A repo on GitHub has been exploding lately. DeepSeek open-sourced an agent framework called deepseek-harness (often shortened to dsh). It went public on August 13; when I took this screenshot, it was already at 126k stars.
Repo: https://github.com/deepseek-ai/deepseek-harness
Its one-line pitch: Everything is a Plugin. You're not stuck with whatever shipped in the box. The AI can see what it already has, and when something is missing it can add it to itself. They call that self-evolution.
With stars climbing that fast, I wanted to see what it actually does. So I opened the web UI and typed one request.
Roughly: build a plugin, inject it into yourself. Change the left menu — add a Workflow item above Workspace. Click it and show a complex flow chart; click a node and open a drawer on the right.
It actually did it. Bottom-left showed Cordis Plugin: 1 running. The three screenshots below are from the live page.
That extra Workflow entry wasn't in a release. It wrote a plugin on the spot and mounted it.
The troubleshooting pages you open on shift are usually fixed at ship time. How topology switches, which metrics sit where, what the drawer shows first — often one team's playbook baked into the UI. Banks want ledger latency; e-commerce wants checkout funnels; one layout rarely fits both.
Changing that in traditional software is hard: tweak a page, wait for the next release. Low-code is better — drag and drop — but you're still picking from the vendor's blocks; step outside and you're stuck.
dsh is different. You say what you need; it adds a piece to itself right then. The block is fabricated on site, not chosen from a catalog.
We've been thinking about this for a while. Software that takes care of itself, in my view, comes down to three things: self-ops, self-Q&A, and self-evolution. DataBuff already has the first two in product.
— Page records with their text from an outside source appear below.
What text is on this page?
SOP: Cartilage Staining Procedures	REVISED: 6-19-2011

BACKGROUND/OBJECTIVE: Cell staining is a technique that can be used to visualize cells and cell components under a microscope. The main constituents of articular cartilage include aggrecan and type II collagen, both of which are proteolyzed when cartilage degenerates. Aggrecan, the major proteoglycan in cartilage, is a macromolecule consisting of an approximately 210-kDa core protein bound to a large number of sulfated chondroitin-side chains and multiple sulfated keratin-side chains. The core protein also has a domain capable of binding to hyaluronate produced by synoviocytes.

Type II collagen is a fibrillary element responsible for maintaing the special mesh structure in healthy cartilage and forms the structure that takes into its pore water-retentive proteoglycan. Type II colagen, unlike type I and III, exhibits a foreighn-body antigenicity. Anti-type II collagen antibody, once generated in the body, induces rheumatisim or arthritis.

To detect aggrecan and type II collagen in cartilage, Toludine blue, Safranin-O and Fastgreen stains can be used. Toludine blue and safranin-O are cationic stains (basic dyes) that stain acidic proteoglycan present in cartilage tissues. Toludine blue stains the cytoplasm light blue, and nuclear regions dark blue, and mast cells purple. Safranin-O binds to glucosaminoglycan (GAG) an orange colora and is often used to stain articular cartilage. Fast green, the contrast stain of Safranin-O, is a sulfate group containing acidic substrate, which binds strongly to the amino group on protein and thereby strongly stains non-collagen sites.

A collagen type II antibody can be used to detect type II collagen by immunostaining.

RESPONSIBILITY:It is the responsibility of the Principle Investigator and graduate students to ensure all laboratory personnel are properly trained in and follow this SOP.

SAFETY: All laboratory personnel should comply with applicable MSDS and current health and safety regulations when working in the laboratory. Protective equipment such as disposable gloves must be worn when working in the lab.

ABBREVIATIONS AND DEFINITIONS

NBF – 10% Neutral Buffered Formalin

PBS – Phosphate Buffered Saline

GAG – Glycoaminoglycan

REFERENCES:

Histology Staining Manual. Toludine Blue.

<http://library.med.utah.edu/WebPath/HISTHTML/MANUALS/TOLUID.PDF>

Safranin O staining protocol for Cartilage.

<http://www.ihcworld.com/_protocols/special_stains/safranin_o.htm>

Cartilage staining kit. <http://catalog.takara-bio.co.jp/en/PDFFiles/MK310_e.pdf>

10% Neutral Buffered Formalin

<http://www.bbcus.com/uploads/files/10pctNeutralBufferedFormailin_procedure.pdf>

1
Project on GitHub: https://github.com/databufflabs/databuff. In July we wrote about self-ops + self-Q&A; later What Does a Self-Caring Software Look Like? walked through how that lands in practice.
Self-ops isn't just flashing a red chart. In our demo, logs were dropping — thousands to fifteen thousand per minute. A human said two things: let it investigate, then allow it on the box. It checked its own self-monitoring, found the write queue capped at 16 batches, bumped it to 32, restarted ingest. After that, write drops went to zero.
Self-Q&A: installed but don't know where to click? You used to hunt external docs. In DataBuff, switch to product support and ask: how do I wire OpenTelemetry, where do I set alert thresholds? It answers with menu paths and fields from in-product docs.
Both are visible the moment you open the product. Self-evolution we haven't built yet. dsh just demonstrated the third.
Observability isn't a chat window. Collection, storage, query — touch the wrong layer and your data is dirty. dsh can rewrite sidebars and canvases because almost everything lives in plugins. Observability can't copy that wholesale. The ingest/store/query pipeline must not be edited live.
What can grow on demand is the human-facing layer. "Show me UnionPay transactions first" — add a troubleshooting panel or drawer on the spot. The pipeline underneath stays the same.
Same telemetry as before. Pages can be tailored per customer on the spot.
Most of dsh's star rush is probably about "AI adding features to itself."
- Self-ops — when it breaks, it fixes itself. Not just a red dashboard.
- Self-Q&A — don't know how to use it? Ask; get menu paths.
- Self-evolution — not enough? Add a piece for your request on the spot.
We've shipped the first two in DataBuff. The third — for observability — we're not there yet.